Pierre Guariche, avant son entrée aux Arts décoratifs en 1946. DR

Dans le cas du projet « Cinna/Guariche, les visionnaires », la première réunion a eu lieu avec Jean-Marc Villiers, président de la société des Éditions Pierre Guariche – « un passionné », dixit Michel Roset. En 2012, cette société avait signé avec Maisons du Monde un accord de licence de six ans.

Onze modèles avaient été commercialisés. En 2019, six luminaires ont été relancés par la marque Sammode. Aujourd’hui, ­dix-huit références ressortent chez Cinna. Michel Roset rappelle d’emblée que la maison est désormais labellisée Entreprise du patrimoine vivant pour la maîtrise, entre artisanat et industrie, de son métier d’éditeur-­fabricant-distributeur, un cas unique en France.

En 2024, cette fabrication haut de gamme, à 85 % répartie sur cinq usines du Bugey (dans l’Ain), porte des designers français comme Pierre Guariche sur le devant de la scène internationale, la part de l’export atteignant les 80 %.

Le fauteuil Jupiter (Meurop, 1966), de Pierre Guariche réédité aujourd’hui par Cinna.
Le fauteuil Jupiter (Meurop, 1966), de Pierre Guariche réédité aujourd’hui par Cinna. DR

Pour Michel Roset, Pierre Guariche n’est pas une découverte : Jean Roset, son père, qui meublait les universités, les hôpitaux et les maisons de retraite durant la reconstruction d’après-guerre, était déjà familier de son travail. « Guariche était un visionnaire. Il a tout de suite compris les efforts à faire en créant, par exemple, dès 1954, l’Atelier de recherche plastique », ­précise-t-il.

Lui et Cinna ont ainsi judicieusement sélectionné ­dix-huit articles conçus par le designer, mais sans être obnubilés par ce qui se vendrait le mieux.
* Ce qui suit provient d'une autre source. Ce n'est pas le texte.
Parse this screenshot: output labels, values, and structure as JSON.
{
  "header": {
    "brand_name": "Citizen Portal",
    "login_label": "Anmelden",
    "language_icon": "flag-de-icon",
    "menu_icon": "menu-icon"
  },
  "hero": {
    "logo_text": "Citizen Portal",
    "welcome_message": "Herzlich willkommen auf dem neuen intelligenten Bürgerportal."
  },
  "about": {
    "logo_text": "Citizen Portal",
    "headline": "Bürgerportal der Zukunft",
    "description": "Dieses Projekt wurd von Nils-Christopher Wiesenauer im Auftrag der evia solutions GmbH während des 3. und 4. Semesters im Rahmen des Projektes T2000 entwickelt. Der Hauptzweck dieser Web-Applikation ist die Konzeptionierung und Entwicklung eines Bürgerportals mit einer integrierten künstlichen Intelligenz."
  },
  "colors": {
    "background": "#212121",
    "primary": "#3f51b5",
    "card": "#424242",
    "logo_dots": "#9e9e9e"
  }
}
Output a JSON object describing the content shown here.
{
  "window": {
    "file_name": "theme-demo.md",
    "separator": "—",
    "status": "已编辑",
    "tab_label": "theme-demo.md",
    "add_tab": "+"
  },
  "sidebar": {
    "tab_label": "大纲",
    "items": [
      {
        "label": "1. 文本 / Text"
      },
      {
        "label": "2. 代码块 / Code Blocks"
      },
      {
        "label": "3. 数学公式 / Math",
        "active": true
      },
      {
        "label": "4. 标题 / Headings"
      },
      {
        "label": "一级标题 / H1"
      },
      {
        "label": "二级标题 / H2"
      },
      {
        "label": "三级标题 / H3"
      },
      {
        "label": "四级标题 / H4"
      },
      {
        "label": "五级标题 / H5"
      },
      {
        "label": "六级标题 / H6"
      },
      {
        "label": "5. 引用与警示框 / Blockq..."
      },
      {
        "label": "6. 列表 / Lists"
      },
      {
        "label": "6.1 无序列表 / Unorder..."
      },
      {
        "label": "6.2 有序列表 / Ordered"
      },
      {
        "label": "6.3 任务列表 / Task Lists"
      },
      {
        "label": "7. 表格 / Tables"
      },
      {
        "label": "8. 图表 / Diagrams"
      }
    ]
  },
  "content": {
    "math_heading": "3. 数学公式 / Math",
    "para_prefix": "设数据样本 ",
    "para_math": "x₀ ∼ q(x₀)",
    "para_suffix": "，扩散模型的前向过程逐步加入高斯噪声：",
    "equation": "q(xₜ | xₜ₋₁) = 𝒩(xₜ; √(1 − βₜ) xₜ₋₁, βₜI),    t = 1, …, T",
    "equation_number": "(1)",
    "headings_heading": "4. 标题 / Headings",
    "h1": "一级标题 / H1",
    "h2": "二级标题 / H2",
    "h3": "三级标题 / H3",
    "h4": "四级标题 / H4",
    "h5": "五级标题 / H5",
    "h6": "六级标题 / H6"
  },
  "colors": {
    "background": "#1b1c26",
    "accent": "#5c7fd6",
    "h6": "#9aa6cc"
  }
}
Cette première vague de rééditions sera suivie d’une seconde.

Le mobilier se transmettant entre générations, la gageure est notamment de l’habiller de gammes de textiles susceptibles de rester au diapason des sensibilités à travers le temps. « Le stylisme est une composante essentielle de notre métier ! » rappelle Michel Roset.

Une modernité à toute épreuve

Dans le salon-bureau en mezzanine de sa maison-agence conçue en 1973 rue Dombasle (Paris XVe), à côté d’une plage de travail traversante en lamifié et d’un tabouret Tulip d’Eero Saarinen (Knoll, 1958) la chaise longue Vallée blanche (1963, Les Huchers Minvielle) aujourd’hui rééditée par Cinna.
Dans le salon-bureau en mezzanine de sa maison-agence conçue en 1973 rue Dombasle (Paris XVe), à côté d’une plage de travail traversante en lamifié et d’un tabouret Tulip d’Eero Saarinen (Knoll, 1958) la chaise longue Vallée blanche (1963, Les Huchers Minvielle) aujourd’hui rééditée par Cinna. DR

Chez Cinna, trois bureaux d’études ont planché sur les meubles, les accessoires et les matériaux nouveaux. « Il ne s’agissait pas de revenir cinquante ans en arrière pour faire rétro. De très belles choses à éditer existent, les maisons italiennes l’ont compris. Il faut cultiver ce niveau de qualité. C’est d’ailleurs ce que nous avons été les premiers à appliquer avec des designers comme Michel Ducaroy ou avec les innovants sièges en mousse du milieu des années 60. C’était un travail de pionnier », renchérit Michel Roset.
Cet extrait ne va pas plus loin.